Thursday, December 22, 2005

The Wheat Board... ahh socialism

Harper finally announced that if the Conservatives win power than they will make participation in the Wheat Board voluntary. About time! This archaic policy dictates that farmers are forced to sell their individually produced harvests to the government for a set price regardless of their preferences. This “progressive” policy invalidates the farmers right to freedom and self determination by confiscating the rewards of his labor and then determining their worth. Farmers that have refused to sell their grains to the government and instead chosen to do their own negotiating have been arrested by federal government. In a free country men that produce noble bounties of sustenance through the virtues of hard work and intelligence are not imprisoned for negotiating a price for them.

Besides the moral and philosophical reasons to end the coercive Wheat Board there are also practical economic reasons to end the monopoly. Funding any bureaucratic administration is expensive. Government employees are well paid have generous benefits and little is expected of them so there tends to be a lot of them doing very little. This is cost is burdened by the farmers. The government offered price for harvests will always have to factor in these costs. With these mandated inflated expenses take into consideration that the government has little incentive to search out new markets or expand current ones as their salaries are guaranteed by the public which would be the exact opposite of competing private marketing firms.

Wheat is not just wheat. There is high quality wheat that is used for breads and such and then there are low quality wheat that can only be used as cattle feed. In a free market the higher the quality of the wheat the higher the price it will fetch. Since the government sells the wheat collectively-- for instance to Sudan-- there is little incentive to grow the highest quality grains as the price the farmer receives is not determined by his own particular crop but rather the average of all the crops. So if there are locusts down south and drought out west should you waste your money and time digging an irrigation canal to improve your own harvest? If everyone else is having a poor year why struggle to produce the highest quality of grain when there is no reward for doing so?. There is absolutely no incentive left to produce a better quality crop. Should you invest the time to research a new technology that makes crop resistant to drought when your crops will valued according to your neighbors? No because you will receive the set rate. A set collective rate for all crops penalizes the virtue of diligence, hard work and innovation and rewards the vices of apathy and laziness.

This is also a government that doles out subsidy based on losses. Picture a bunch of farmers consistently trying to demonstrate their farming misfortunes instead of improving their product. It easier to con the government than it is to grow top quality crops in a competitive market.
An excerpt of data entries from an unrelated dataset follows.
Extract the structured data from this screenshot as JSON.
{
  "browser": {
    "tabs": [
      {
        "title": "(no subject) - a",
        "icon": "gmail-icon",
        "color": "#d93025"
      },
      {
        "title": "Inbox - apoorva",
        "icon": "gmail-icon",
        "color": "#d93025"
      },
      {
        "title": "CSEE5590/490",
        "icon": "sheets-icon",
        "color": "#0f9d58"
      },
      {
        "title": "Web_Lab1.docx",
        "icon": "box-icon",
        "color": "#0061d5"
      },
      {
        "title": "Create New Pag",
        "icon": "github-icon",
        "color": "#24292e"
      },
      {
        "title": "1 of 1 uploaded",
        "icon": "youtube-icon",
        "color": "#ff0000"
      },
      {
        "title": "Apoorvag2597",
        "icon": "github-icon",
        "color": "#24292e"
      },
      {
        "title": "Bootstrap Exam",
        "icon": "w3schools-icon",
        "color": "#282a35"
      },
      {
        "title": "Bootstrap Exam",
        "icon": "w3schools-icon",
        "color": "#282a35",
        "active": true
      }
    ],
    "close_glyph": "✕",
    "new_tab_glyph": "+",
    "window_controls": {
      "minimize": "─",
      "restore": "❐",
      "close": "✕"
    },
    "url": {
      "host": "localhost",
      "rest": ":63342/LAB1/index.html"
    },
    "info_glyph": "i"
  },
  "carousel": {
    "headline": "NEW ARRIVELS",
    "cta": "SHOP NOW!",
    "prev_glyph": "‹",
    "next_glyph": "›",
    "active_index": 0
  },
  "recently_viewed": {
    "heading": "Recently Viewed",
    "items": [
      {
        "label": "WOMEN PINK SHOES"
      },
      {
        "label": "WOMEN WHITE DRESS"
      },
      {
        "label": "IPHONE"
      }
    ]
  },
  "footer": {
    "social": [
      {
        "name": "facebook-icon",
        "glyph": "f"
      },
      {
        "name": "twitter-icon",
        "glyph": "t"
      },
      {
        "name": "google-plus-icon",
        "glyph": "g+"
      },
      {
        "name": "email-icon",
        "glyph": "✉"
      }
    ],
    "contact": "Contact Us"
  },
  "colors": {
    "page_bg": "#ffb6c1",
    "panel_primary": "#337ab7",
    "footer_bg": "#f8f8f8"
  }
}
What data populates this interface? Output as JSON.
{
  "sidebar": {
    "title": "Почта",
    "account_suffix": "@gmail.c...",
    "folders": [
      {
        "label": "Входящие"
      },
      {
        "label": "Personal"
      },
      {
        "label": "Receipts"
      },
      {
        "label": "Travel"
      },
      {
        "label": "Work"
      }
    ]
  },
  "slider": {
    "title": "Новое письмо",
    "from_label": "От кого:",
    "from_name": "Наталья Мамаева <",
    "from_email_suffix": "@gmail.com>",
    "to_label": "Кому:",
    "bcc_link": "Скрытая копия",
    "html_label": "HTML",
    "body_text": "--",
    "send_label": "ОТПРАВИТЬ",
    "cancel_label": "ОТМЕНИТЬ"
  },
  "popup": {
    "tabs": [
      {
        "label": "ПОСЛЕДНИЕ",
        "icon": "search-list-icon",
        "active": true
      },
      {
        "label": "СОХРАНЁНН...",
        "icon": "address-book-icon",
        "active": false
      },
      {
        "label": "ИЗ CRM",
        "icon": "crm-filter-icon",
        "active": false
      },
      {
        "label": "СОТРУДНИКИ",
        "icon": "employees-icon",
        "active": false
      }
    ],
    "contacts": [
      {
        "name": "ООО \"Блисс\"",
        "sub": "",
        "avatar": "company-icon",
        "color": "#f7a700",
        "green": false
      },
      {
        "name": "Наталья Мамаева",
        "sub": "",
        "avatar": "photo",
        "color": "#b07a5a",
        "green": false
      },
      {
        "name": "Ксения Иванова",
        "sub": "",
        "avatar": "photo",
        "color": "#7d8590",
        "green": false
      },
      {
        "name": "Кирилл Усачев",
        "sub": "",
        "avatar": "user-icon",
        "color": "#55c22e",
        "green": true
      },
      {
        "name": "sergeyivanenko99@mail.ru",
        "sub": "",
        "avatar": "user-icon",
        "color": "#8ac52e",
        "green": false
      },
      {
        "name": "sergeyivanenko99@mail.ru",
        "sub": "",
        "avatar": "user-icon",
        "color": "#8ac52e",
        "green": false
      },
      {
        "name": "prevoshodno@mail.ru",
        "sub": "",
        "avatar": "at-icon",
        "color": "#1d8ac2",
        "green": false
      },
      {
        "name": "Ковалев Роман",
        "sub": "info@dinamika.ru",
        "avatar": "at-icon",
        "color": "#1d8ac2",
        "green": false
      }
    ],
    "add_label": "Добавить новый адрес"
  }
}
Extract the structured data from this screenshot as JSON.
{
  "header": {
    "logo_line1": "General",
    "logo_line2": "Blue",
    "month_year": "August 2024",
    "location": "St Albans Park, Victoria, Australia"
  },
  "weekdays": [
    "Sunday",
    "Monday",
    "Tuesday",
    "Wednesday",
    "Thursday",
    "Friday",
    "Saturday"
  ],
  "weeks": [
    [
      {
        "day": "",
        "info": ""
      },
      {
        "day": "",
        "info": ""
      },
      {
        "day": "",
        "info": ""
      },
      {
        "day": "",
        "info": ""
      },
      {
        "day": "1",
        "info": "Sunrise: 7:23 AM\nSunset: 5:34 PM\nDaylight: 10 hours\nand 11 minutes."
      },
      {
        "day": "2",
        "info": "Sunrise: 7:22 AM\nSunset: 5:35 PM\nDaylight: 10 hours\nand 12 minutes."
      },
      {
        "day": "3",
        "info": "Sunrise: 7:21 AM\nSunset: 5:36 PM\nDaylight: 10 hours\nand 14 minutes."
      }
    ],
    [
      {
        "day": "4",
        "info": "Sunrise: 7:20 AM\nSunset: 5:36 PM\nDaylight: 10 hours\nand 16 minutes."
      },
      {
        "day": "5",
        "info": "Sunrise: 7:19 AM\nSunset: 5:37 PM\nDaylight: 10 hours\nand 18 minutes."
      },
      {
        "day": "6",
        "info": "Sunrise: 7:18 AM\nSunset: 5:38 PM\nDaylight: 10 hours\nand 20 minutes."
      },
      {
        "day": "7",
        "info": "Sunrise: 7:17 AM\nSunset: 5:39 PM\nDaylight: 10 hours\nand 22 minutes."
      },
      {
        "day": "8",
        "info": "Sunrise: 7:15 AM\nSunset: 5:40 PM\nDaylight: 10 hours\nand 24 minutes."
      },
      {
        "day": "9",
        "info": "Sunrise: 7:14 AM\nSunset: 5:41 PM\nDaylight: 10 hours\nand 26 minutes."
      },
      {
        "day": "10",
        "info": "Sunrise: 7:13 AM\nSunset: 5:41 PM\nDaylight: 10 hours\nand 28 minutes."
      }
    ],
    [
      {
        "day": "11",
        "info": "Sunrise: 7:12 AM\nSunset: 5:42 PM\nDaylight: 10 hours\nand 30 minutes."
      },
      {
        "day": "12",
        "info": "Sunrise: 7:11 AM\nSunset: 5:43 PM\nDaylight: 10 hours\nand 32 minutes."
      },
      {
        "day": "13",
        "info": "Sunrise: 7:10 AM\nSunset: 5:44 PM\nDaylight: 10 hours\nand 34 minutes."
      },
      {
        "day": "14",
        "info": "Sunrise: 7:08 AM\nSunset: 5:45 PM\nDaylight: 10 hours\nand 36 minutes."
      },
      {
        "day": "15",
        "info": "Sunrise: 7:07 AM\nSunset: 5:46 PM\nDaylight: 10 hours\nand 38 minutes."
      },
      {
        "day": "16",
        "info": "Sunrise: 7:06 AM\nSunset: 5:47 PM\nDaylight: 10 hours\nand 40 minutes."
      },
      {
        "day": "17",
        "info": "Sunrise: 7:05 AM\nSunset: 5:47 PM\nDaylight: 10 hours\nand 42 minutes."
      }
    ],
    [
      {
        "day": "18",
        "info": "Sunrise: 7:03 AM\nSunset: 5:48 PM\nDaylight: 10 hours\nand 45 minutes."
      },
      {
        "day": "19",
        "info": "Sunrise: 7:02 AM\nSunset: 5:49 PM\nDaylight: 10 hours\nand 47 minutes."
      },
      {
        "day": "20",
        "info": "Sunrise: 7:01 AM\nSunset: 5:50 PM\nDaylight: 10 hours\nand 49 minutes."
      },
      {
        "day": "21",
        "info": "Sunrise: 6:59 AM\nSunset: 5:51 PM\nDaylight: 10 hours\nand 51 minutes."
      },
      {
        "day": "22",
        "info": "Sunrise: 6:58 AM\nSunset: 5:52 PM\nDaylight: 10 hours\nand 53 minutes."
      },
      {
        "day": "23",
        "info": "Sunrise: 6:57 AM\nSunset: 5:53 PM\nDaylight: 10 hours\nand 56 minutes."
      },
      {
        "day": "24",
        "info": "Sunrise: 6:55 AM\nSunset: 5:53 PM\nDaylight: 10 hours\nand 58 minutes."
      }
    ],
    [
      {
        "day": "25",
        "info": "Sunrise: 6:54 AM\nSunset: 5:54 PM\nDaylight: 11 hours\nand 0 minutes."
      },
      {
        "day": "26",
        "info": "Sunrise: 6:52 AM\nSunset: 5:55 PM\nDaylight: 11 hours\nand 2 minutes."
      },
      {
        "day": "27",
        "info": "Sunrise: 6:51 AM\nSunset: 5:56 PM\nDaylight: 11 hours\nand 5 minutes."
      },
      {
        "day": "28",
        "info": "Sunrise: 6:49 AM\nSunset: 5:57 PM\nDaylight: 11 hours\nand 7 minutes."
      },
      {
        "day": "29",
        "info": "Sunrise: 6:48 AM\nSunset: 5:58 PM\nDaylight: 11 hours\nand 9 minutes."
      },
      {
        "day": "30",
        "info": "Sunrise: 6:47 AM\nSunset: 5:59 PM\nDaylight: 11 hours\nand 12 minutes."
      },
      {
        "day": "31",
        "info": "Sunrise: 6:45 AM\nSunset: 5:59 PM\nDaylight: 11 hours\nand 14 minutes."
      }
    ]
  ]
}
And perhaps the worst intentionally orchestrated result of this communist program is its discouragement of secondary industry. The Wheat Board is a subsidy to the raw export of grains. An artificial value is added to the export of grain to the government which discourages the development of the grain locally. Where is the thriving food processing industry that should be present in Saskatchewan? There isn’t one because grain can’t be easily purchased by private companies. Rather the farmer is forced to sell his grain to the government and then the government decides where and whom they wheat will be sold. This is why there is a more food processing in Ontario than in Saskatchewan. In a government controlled market the local mill’s advantage of proximity to agricultural markets (proximity ensures any competent businessman can produce milled grain cheaper then the Ontario mill as he will have to factor in export costs) is nullified by government policy. Saskatchewan and Manitoba should both have thriving economies based on their access to agricultural markets and because of interventionist Government policy they do not.

3 Comments:

At 2:54 AM, Anonymous Anonymous said...

What alarms me (and one columnist from Calgary Sun wrote of it recently) is that a Canadian farmer selling his own wheat goes to jail, but Liberals stealing tax payers money does not.

 
At 9:51 AM, Anonymous Anonymous said...

Are you saying that the Wheat Board should be eliminated completely? Or do you want the free market system with socialism as a back up?

 
At 11:02 AM, Blogger angryroughneck said...

The farming community has become too accustomed to the WheatBoard for an instant ending of the program. a mandated immediate end would be cruel and unfair to the farming industry. Giving Farmers a choice between private and public markets will let farmers move gradually into the private system and with increased returns to farmers doing their own marketing the transitision will happen fast until nobody uses the wheatboard. And so it will collapse from lack of use rather than mandate.